Friday, January 22, 2010

Paris seeks to extradite Sosthene Munyemana, 'Butcher of Tumba', to Rwanda

By Charles Bremner
Times online
January 22, 2010

A Rwandan doctor who has been working at a French hospital for the past eight years, even though he is wanted on genocide charges at home, is now facing extradition.

Sosthene Munyemana, 45, was detained on Wednesday by police acting on an extradition warrant issued by Kigali. His arrest seeks to end 15 years of dispute between Paris and Rwanda over the massacres that killed at least 800,000 people in the East-Central African nation. Dr Munyemana, who has been working in a hospital emergency ward at Villeneuve-sur-Lot, near Bordeaux, had been on an Interpol wanted list since 2006 and Rwanda has been seeking his return for a decade but French authorities had delayed proceedings.

According to Rwandan investigators Dr Munyemana, an ethnic Hutu and gynaecologist at the University Hospital in Butare, allegedly took part in the massacre of ethnic Tutsis in 1994 and was known as “the Butcher of Tumba”.

Dr Munyemana, on bail and back at work yesterday pending a court hearing, repeated earlier denials that he had been involved and said that he was the victim of false accusations.

Rwandan rights activists welcomed the legal moves, nevertheless, because they testify to a shift from France’s long hostile relations with the Government of President Kagame, who came to power after his Tutsi forces took over in Kigali in 1994.

This month, Michèle Alliot-Marie, the Justice Minister, and Bernard Kouchner, the Foreign Minister, announced plans to create a special judicial investigative service for crimes against humanity and genocide abroad.

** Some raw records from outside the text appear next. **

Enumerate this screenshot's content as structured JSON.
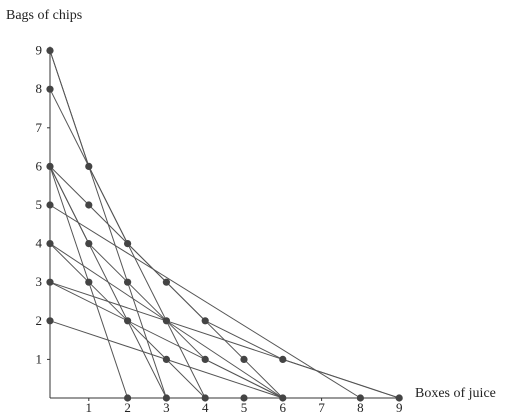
{
  "chart_data": {
    "type": "scatter",
    "title": "",
    "xlabel": "Boxes of juice",
    "ylabel": "Bags of chips",
    "xlim": [
      0,
      9
    ],
    "ylim": [
      0,
      9
    ],
    "x_ticks": [
      1,
      2,
      3,
      4,
      5,
      6,
      7,
      8,
      9
    ],
    "y_ticks": [
      1,
      2,
      3,
      4,
      5,
      6,
      7,
      8,
      9
    ],
    "grid": false,
    "points": [
      [
        0,
        9
      ],
      [
        0,
        8
      ],
      [
        0,
        6
      ],
      [
        0,
        5
      ],
      [
        0,
        4
      ],
      [
        0,
        3
      ],
      [
        0,
        2
      ],
      [
        1,
        6
      ],
      [
        1,
        5
      ],
      [
        1,
        4
      ],
      [
        1,
        3
      ],
      [
        2,
        4
      ],
      [
        2,
        3
      ],
      [
        2,
        2
      ],
      [
        3,
        3
      ],
      [
        3,
        2
      ],
      [
        3,
        1
      ],
      [
        4,
        2
      ],
      [
        4,
        1
      ],
      [
        5,
        1
      ],
      [
        6,
        1
      ],
      [
        2,
        0
      ],
      [
        3,
        0
      ],
      [
        4,
        0
      ],
      [
        5,
        0
      ],
      [
        6,
        0
      ],
      [
        8,
        0
      ],
      [
        9,
        0
      ]
    ],
    "segments": [
      [
        [
          0,
          9
        ],
        [
          3,
          0
        ]
      ],
      [
        [
          0,
          8
        ],
        [
          4,
          0
        ]
      ],
      [
        [
          0,
          6
        ],
        [
          2,
          0
        ]
      ],
      [
        [
          0,
          6
        ],
        [
          3,
          0
        ]
      ],
      [
        [
          0,
          6
        ],
        [
          6,
          0
        ]
      ],
      [
        [
          0,
          5
        ],
        [
          8,
          0
        ]
      ],
      [
        [
          0,
          4
        ],
        [
          6,
          0
        ]
      ],
      [
        [
          0,
          3
        ],
        [
          6,
          0
        ]
      ],
      [
        [
          0,
          3
        ],
        [
          9,
          0
        ]
      ],
      [
        [
          0,
          2
        ],
        [
          6,
          0
        ]
      ],
      [
        [
          0,
          9
        ],
        [
          1,
          6
        ],
        [
          2,
          4
        ],
        [
          3,
          3
        ],
        [
          4,
          2
        ],
        [
          6,
          1
        ],
        [
          9,
          0
        ]
      ],
      [
        [
          0,
          6
        ],
        [
          1,
          4
        ],
        [
          2,
          3
        ],
        [
          3,
          2
        ],
        [
          4,
          1
        ],
        [
          6,
          0
        ]
      ],
      [
        [
          0,
          4
        ],
        [
          1,
          3
        ],
        [
          2,
          2
        ],
        [
          3,
          1
        ],
        [
          4,
          0
        ]
      ]
    ]
  }
}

“The rising number of pending cases, notably involving more than 15 Rwandans, is prompting us to act quickly,” the ministers said. Until now, France has not sent any wanted Rwandans back to face charges.

Mr Kigali’s Government and international rights groups have always said that France bore some of the blame for the 1994 genocide because its armed forces had backed the Hutu regime of President Habyarimana.

Kigali and Paris restored diplomatic relations in November after a three-year break. Rwanda closed the French Embassy there after a French judge accused Mr Kagame and his senior officials of organising the missile attack that killed his predecessor and triggered the genocide.

A government-appointed panel in Rwanda found last autumn that Hutu extremists in the 1994 Government were responsible for Mr Habyarimana’s death and that France was not involved. Rwanda, which has dropped French in favour of English and has joined the Commonwealth, was gratified when Dr Kouchner visited two weeks ago and came close to voicing regrets over France’s role.

“With regard to the dark moments, we need to ask historians, witnesses and survivors to work together so that our countries know what happened,” he said.

The court will examine the extradition request against Dr Munyemana within a month. “If it turns out that I am extradited and executed Bernard Kouchner will have my death on his conscience,” he said.